Hong Kong pro-democracy media executives appear in court

Hong Kong pro-democracy media executives appear in court

A van believed to be carrying the two executives arrives at court.
A van believed to be carrying the two executives arrives at court.

HONG KONG: Two executives from Hong Kong's pro-democracy Apple Daily appeared in court on Saturday charged with collusion after authorities deployed a sweeping security law to target the newspaper, a scathing critic of Beijing.

Chief editor Ryan Law and CEO Cheung Kim-hung are accused of colluding with foreign forces to undermine China's national security over a series of articles that police said called for international sanctions.

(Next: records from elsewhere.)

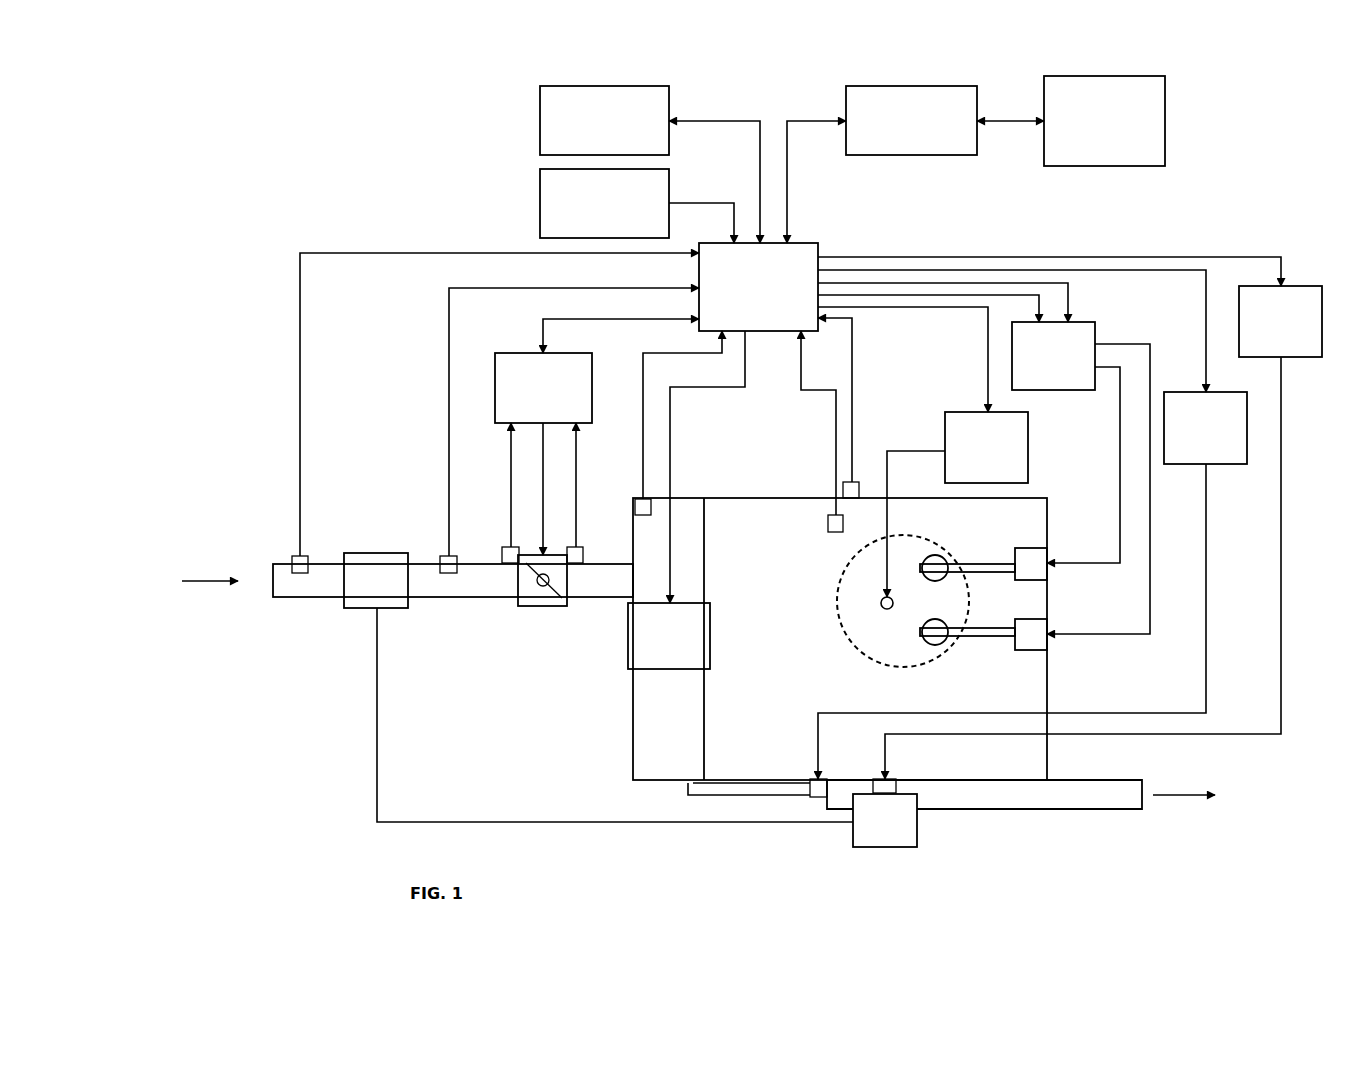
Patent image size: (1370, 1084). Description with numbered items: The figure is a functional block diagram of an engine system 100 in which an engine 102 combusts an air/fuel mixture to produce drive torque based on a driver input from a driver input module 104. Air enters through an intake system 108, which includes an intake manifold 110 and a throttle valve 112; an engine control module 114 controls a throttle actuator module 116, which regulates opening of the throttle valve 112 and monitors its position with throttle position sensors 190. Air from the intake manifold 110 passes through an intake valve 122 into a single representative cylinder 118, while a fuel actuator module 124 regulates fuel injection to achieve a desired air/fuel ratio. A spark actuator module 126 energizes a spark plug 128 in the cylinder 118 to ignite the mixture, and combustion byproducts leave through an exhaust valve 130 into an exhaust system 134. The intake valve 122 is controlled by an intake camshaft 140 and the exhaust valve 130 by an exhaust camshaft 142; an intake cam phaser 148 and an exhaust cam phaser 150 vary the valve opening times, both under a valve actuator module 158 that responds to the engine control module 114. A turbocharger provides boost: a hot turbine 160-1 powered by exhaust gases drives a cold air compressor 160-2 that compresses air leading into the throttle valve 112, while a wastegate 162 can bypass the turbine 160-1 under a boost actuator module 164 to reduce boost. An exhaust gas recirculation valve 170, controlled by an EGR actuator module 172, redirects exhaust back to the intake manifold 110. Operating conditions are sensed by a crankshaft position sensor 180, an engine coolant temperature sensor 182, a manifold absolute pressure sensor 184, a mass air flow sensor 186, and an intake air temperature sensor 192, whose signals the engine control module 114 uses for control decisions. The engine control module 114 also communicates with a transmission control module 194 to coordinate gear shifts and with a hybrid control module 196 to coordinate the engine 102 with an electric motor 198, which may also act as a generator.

The engine system 100 is at (252, 148).
The engine 102 is at (1048, 506).
The driver input module 104 is at (540, 203).
The intake system 108 is at (506, 716).
The intake manifold 110 is at (632, 716).
The throttle valve 112 is at (546, 606).
The engine control module 114 is at (818, 245).
The throttle actuator module 116 is at (519, 353).
The cylinder 118 is at (866, 655).
The intake valve 122 is at (937, 556).
The fuel actuator module 124 is at (696, 669).
The spark actuator module 126 is at (1030, 446).
The spark plug 128 is at (881, 604).
The exhaust valve 130 is at (937, 645).
The exhaust system 134 is at (1086, 850).
The intake camshaft 140 is at (992, 564).
The exhaust camshaft 142 is at (992, 636).
The intake cam phaser 148 is at (1030, 548).
The exhaust cam phaser 150 is at (1034, 650).
The valve actuator module 158 is at (1095, 328).
The hot turbine 160-1 is at (917, 828).
The cold air compressor 160-2 is at (360, 608).
The wastegate 162 is at (896, 780).
The boost actuator module 164 is at (1302, 357).
The exhaust gas recirculation valve 170 is at (816, 797).
The EGR actuator module 172 is at (1228, 464).
The crankshaft position sensor 180 is at (856, 482).
The engine coolant temperature sensor 182 is at (836, 532).
The manifold absolute pressure sensor 184 is at (640, 499).
The mass air flow sensor 186 is at (440, 556).
The throttle position sensors 190 is at (508, 563).
The intake air temperature sensor 192 is at (294, 556).
The transmission control module 194 is at (540, 120).
The hybrid control module 196 is at (912, 155).
The electric motor 198 is at (1115, 166).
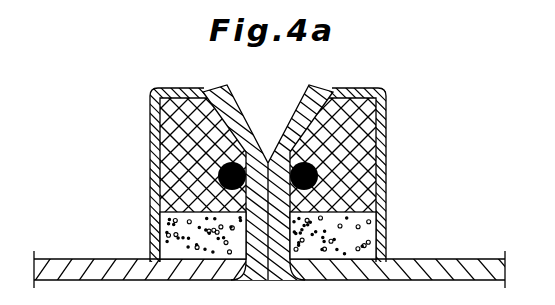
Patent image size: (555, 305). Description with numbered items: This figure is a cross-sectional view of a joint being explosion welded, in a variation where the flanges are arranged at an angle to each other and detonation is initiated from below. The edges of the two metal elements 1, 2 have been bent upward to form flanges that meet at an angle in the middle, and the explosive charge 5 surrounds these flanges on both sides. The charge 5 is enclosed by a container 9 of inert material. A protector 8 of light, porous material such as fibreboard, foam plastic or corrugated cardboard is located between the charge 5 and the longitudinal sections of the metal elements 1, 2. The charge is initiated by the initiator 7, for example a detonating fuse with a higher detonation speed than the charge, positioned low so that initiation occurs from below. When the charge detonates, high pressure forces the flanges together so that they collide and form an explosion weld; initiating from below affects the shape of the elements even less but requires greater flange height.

The metal element 1 is at (458, 272).
The metal element 2 is at (88, 268).
The explosive charge 5 is at (173, 140).
The initiator 7 is at (218, 181).
The protector 8 is at (167, 236).
The container 9 is at (183, 97).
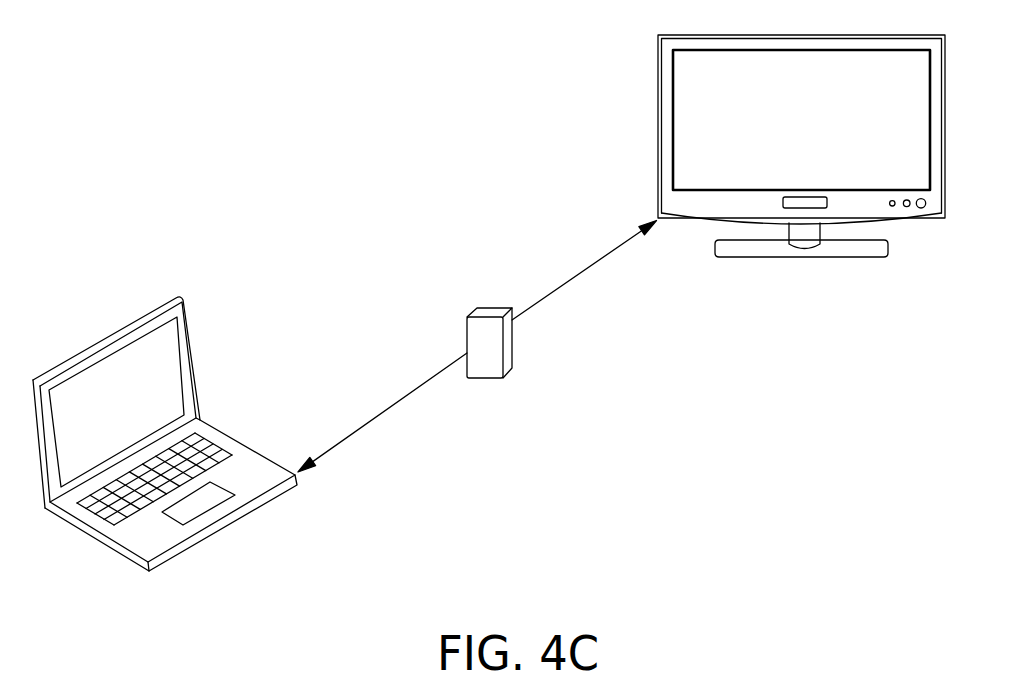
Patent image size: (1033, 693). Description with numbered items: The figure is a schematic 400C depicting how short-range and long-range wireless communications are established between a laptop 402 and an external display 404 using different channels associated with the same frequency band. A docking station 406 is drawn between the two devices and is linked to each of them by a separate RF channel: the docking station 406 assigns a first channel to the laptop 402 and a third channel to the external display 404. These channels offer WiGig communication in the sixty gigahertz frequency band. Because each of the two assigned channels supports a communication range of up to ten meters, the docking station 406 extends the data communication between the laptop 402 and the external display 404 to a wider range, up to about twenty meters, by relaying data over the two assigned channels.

The schematic 400C is at (489, 323).
The laptop 402 is at (263, 505).
The external display 404 is at (708, 226).
The docking station 406 is at (510, 371).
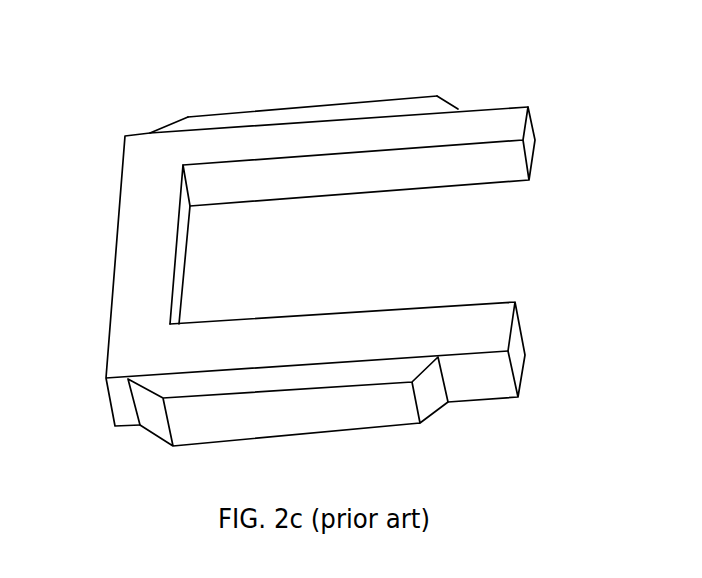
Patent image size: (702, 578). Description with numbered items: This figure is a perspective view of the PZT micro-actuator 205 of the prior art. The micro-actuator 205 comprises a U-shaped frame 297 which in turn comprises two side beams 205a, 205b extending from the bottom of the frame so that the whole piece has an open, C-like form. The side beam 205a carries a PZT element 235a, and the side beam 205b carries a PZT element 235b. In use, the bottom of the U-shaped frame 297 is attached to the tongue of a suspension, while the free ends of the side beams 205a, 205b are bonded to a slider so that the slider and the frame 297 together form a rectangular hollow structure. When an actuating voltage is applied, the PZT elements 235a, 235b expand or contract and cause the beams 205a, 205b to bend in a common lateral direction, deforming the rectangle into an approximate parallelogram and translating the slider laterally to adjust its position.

The PZT micro-actuator 205 is at (150, 72).
The side beam 205a is at (435, 163).
The side beam 205b is at (412, 325).
The PZT element 235a is at (408, 108).
The PZT element 235b is at (383, 393).
The U-shaped frame 297 is at (147, 265).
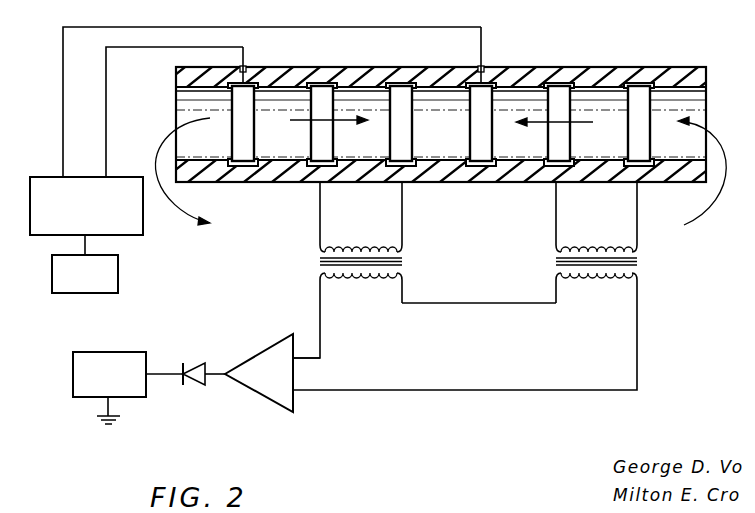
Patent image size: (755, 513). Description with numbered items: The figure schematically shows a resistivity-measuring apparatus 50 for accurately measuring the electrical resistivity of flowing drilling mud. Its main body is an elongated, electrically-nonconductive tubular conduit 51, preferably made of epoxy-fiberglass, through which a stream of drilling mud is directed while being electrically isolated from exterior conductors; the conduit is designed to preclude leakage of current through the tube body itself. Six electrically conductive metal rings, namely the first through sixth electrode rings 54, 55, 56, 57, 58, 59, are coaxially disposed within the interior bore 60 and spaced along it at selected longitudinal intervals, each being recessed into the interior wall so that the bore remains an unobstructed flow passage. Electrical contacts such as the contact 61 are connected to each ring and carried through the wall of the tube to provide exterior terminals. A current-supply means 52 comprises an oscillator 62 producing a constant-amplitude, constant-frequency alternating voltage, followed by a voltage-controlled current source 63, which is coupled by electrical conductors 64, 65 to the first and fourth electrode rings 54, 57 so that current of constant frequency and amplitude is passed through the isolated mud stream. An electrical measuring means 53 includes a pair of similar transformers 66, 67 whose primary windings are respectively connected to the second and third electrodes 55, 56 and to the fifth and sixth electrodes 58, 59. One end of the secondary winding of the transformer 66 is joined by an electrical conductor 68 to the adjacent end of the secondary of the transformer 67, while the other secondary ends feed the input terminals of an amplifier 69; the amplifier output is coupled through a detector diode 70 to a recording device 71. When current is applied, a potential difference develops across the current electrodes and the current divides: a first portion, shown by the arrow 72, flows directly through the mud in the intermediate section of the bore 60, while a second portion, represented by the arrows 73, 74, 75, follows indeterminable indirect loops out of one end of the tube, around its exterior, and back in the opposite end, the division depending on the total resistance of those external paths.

The resistivity-measuring apparatus 50 is at (457, 102).
The tubular conduit 51 is at (681, 72).
The current-supply means 52 is at (150, 253).
The electrical measuring means 53 is at (418, 252).
The first electrode ring 54 is at (249, 141).
The second electrode ring 55 is at (328, 141).
The third electrode ring 56 is at (407, 141).
The fourth electrode ring 57 is at (487, 141).
The fifth electrode ring 58 is at (565, 141).
The sixth electrode ring 59 is at (645, 141).
The interior bore 60 is at (700, 93).
The electrical contact 61 is at (249, 78).
The oscillator 62 is at (60, 296).
The voltage-controlled current source 63 is at (36, 168).
The electrical conductor 64 is at (107, 110).
The electrical conductor 65 is at (64, 110).
The transformer 66 is at (318, 264).
The transformer 67 is at (640, 262).
The electrical conductor 68 is at (477, 305).
The amplifier 69 is at (269, 403).
The diode 70 is at (198, 386).
The recording device 71 is at (75, 398).
The arrow 72 is at (352, 120).
The arrow 73 is at (184, 212).
The arrow 74 is at (703, 218).
The arrow 75 is at (538, 121).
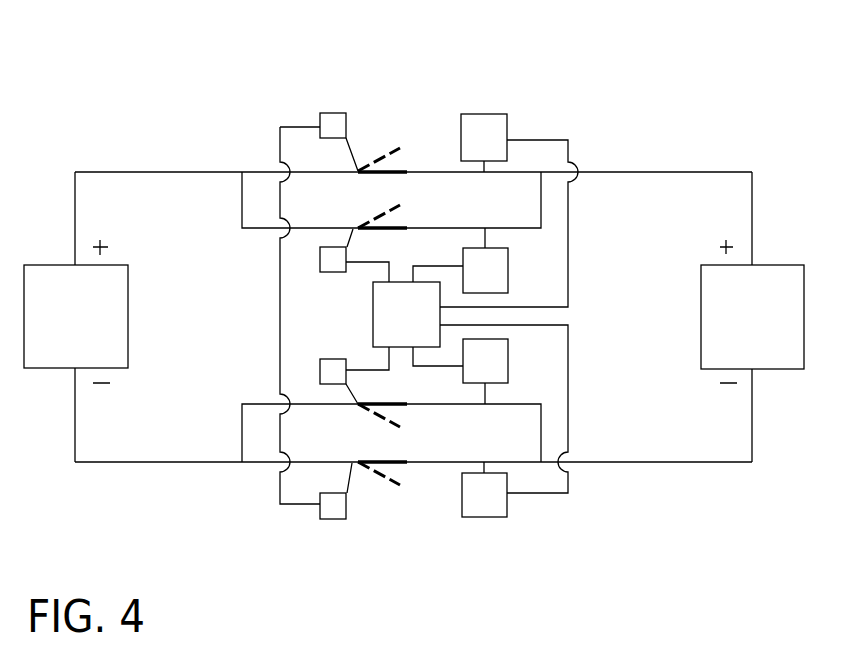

It is the first time the political views and opinion published by a Hong Kong media outlet have triggered an investigation under the security law, which was imposed last year by Beijing to stamp out dissent in the financial hub.

Apple Daily and its jailed owner Jimmy Lai have long been thorns in Beijing's side, with unapologetic support for the city's pro-democracy movement and caustic criticism of China's authoritarian leaders.

More than 500 police officers raided the paper's newsroom on Thursday, carting away computers, hard drives and reporters' notepads.

Five executives were also arrested. Law and Cheung were charged on Friday while the three others were released on bail pending further investigations.

Dozens of supporters were queuing to get seats in court on Saturday morning, including many former and current employees of Apple Daily.

A staff member, who gave her surname as Chang, said she and many other Apple Daily employees treat "every day like it is our last" working for the paper.

"At first, authorities said the national security law would only target a tiny number of people," she told AFP.

"But what has happened showed us that is nonsense," she added.

Another staff reporter, who gave her first name as Theresa, said she felt Apple Daily's legal troubles were a warning shot.

"I think what has happened to Apple Daily today can eventually happen to every other news outlet in the city," she said.

Multiple international media companies have regional headquarters in Hong Kong, attracted to the business-friendly regulations and free speech provisions written into the city's mini-constitution.

But many are now questioning whether they have a future there and are drawing up contingency plans as Beijing presses on with a broad crackdown on dissent in the city.

Local media have an even tougher time, with journalist associations saying reporters are increasingly having to self-censor.

Hong Kong has steadily plunged down an annual press freedom ranking by Reporters Without Borders, from 18th place in 2002 to 80th this year.

Mainland China languishes 177th out of 180, above only Turkmenistan, North Korea and Eritrea.